Stand: 22.09.2024 16:19 Uhr

In Singapur wird Bildung großgeschrieben - und das von klein auf. In vorschulischen Bildungseinrichtungen sollen die künftigen Führungskräfte heranwachsen. Das Konzept scheint aufzugehen.

Von Silvia Flier und Jennifer Johnston, ARD-Studio Singapur

Aly hat gerade ihr erstes Café eröffnet. Kekse und Cupcakes hat sie gebacken und ein Heißgetränk erfunden: den Marshmallow-Babyccino, eine Art Kinderkaffee - warmer Milchschaum, garniert mit buntem, geschmolzenem Mäusespeck. Ein Renner, die Geschäfte laufen gut, sagt sie.

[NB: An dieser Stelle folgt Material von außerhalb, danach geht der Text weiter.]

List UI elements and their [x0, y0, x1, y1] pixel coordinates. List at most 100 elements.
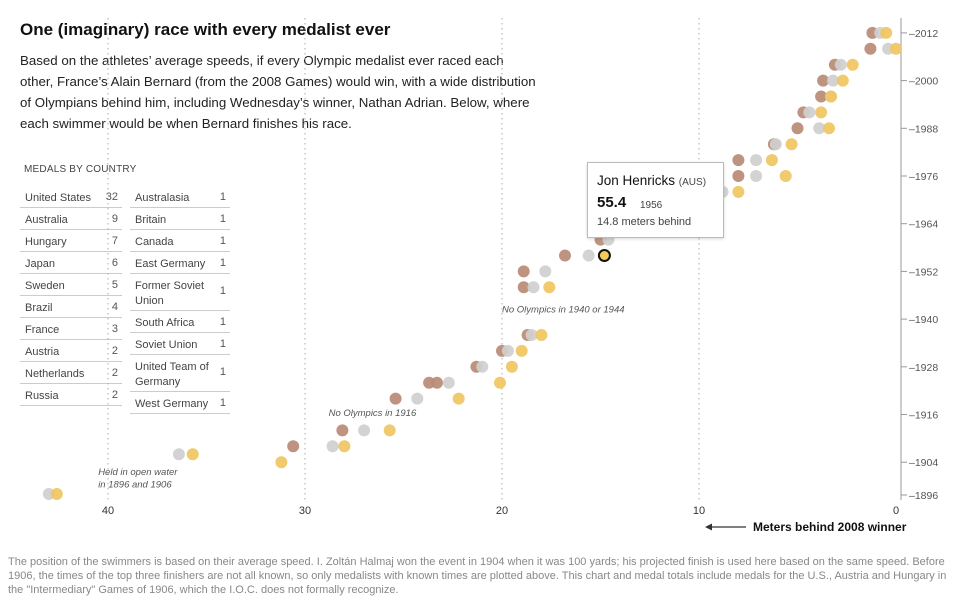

Aly lebt in Singapur - und ist fünf Jahre alt. Im südostasiatischen Stadtstaat besucht sie den privaten Kindergarten Trehaus. Dessen Konzept: viel Silicon Valley, viel Start-up-Mentalität und Unternehmergeist. Den Schwerpunkt legt der Kindergarten auf "Soft Skills" und die Entwicklung kleiner Persönlichkeiten, mit eigenem Kopf und der Fähigkeit, kritisch zu denken.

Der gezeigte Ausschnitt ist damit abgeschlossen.